TLDR: We are launching our distributed engine on Kubernetes. Your own infrastructure, fast boot times, high performance, and ease of use from the same Polars API. Try it out for free at https://cloud.pola.rs/.
When we launched Polars Cloud on AWS last year we immediately got a lot of attention from Polars users to support other environments as well. Many Polars users love our API and performance, but are stuck in using multiple frameworks (e.g. Polars & Spark) to support queries that couldn’t fit on a single machine. This is a problem we want to solve with Polars. With this release teams can now deploy our distributed engine inside their own infrastructure and experience a single framework that works well on any scale.
When you run a Polars cluster in a kubernetes cluster. Users can decouple the hardware for the compute from the client that executes that query. You can run a large petabyte scale distributed query that is fired from your laptop, or run many parallel queries on the cluster. Scaling horizontally is easy.
A single binary and helm chart
Open source Polars is fast, lightweight, versatile and has very fast boot times. Getting started is easy and can be replicated in many different environments. Distributed engines have always felt the opposite. Deployments span multiple microservices often with heavy runtimes (JVM) and boot times in the minutes or even tens of minutes.

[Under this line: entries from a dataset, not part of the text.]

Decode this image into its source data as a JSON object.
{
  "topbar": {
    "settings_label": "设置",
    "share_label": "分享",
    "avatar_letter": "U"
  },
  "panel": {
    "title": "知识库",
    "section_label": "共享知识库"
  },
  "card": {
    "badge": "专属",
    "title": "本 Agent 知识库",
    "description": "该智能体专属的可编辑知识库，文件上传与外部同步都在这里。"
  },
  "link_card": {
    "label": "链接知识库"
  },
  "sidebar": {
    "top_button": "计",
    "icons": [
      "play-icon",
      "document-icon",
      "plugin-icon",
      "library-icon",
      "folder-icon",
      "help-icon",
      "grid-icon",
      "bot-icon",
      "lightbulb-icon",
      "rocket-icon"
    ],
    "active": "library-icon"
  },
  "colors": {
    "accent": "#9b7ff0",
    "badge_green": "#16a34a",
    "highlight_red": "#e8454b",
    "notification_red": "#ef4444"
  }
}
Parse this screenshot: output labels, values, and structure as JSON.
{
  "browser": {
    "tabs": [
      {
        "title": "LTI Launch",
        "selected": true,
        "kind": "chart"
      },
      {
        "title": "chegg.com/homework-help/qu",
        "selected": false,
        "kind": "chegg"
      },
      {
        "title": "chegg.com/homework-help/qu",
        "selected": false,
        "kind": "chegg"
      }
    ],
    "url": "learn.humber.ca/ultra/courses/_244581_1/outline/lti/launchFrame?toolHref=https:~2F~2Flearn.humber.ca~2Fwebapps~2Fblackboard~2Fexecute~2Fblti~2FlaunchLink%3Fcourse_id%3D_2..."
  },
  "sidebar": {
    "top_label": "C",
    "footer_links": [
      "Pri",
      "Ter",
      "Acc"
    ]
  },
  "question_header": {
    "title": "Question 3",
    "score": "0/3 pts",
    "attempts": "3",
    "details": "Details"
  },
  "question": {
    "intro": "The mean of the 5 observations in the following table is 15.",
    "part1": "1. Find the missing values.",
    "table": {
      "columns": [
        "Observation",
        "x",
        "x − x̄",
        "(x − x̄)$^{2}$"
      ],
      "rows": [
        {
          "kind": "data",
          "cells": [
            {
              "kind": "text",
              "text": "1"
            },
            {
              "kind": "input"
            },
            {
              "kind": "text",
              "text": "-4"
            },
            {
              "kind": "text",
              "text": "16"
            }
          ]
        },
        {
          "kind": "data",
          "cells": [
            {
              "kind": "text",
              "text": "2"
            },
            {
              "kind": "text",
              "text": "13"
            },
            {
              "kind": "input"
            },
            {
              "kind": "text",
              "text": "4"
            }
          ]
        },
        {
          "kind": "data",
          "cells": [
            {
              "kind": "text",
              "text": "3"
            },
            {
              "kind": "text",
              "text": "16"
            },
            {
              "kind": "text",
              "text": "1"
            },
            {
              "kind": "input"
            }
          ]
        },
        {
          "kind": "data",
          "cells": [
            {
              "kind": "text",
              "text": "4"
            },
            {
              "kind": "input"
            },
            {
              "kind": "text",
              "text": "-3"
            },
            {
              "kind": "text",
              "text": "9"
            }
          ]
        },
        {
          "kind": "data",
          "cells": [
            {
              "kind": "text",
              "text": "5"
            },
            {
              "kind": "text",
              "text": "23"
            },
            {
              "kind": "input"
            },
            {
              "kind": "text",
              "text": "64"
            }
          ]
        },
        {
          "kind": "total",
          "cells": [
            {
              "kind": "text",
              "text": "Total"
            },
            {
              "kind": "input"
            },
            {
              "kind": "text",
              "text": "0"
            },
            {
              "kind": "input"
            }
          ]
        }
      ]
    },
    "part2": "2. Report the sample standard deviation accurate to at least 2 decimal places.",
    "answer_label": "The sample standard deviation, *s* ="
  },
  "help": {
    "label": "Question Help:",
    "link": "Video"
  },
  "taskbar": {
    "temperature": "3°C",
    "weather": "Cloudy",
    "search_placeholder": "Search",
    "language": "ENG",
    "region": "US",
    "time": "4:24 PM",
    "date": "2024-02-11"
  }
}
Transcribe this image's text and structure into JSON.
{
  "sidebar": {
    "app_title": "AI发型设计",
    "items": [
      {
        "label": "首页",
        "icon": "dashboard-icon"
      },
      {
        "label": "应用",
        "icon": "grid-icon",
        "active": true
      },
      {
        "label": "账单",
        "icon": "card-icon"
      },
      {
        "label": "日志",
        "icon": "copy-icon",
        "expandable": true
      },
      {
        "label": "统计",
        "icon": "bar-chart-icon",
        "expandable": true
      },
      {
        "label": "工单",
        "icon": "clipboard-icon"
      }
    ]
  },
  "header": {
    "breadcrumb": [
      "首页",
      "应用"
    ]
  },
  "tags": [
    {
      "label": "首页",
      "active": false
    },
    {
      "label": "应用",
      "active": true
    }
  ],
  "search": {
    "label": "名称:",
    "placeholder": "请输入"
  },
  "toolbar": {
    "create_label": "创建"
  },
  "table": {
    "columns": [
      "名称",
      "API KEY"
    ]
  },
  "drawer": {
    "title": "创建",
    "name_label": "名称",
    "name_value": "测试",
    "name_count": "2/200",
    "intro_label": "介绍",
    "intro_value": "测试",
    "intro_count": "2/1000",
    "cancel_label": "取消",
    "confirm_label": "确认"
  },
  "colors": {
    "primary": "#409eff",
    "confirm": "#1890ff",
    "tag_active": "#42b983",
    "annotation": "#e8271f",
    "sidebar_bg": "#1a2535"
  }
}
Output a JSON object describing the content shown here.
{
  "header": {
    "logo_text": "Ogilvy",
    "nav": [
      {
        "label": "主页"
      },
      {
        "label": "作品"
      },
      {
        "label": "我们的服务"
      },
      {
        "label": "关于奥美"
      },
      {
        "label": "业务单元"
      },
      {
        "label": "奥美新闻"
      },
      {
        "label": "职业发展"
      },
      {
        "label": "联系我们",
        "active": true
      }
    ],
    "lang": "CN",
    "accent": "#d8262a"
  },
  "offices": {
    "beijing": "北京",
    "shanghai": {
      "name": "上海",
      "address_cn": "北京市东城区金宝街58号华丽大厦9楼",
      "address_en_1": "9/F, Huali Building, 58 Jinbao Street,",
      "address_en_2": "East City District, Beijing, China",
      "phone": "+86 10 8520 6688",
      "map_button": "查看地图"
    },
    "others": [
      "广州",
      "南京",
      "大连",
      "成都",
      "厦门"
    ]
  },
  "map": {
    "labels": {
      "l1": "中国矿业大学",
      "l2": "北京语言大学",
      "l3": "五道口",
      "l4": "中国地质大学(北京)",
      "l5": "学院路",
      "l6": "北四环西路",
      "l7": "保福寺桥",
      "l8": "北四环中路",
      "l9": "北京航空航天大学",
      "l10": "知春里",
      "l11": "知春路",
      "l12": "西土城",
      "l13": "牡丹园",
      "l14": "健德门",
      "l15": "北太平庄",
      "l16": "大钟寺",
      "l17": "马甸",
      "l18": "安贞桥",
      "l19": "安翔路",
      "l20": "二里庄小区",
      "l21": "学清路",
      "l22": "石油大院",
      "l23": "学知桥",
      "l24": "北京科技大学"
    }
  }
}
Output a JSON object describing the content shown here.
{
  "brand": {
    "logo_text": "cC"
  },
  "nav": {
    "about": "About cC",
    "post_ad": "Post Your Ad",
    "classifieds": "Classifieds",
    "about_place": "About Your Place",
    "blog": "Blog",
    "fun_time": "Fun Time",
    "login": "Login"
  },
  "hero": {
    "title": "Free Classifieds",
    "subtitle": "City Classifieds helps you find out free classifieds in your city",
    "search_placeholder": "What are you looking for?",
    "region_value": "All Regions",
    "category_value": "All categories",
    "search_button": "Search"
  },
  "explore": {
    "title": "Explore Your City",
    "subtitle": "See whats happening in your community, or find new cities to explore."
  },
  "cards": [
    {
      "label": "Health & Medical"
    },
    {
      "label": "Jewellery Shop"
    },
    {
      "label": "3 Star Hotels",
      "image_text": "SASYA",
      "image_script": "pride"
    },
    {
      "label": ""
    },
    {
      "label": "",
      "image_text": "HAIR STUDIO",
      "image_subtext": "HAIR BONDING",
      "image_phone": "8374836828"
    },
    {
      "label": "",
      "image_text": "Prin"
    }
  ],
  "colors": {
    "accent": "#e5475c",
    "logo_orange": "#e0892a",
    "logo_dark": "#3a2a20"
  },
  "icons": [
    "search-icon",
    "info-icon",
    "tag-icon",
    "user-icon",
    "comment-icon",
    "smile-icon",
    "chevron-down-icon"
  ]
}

When developing our distributed engine we wanted to keep that lightweight and snappy experience. Starting a Polars cluster is easy and takes seconds, with a simple helm chart and helm install command. This makes it easy to spin up a dedicated cluster for each ETL job or have a single long running one. With this design, you can also deploy this in many other environments outside of kubernetes (including bare metal linux, SLURM). Contact us to discuss the options.
Beyond the compute
Besides getting access to the distributed engine, deploying to Kubernetes also provides several other new features:
Query Profiling
Early on our distributed engine was a black box. Until the query successfully finished you didn’t know what it was doing. To make the engine more transparant, we now ship a frontend and API on top of it to facilitate query profiling. This shows you exactly what operation is being performed, how many rows are being processed at each node in real time, and how much data is being shuffled between workers. This also works great for single node queries and gives you an unparalleled insight in Polars’ engine at runtime.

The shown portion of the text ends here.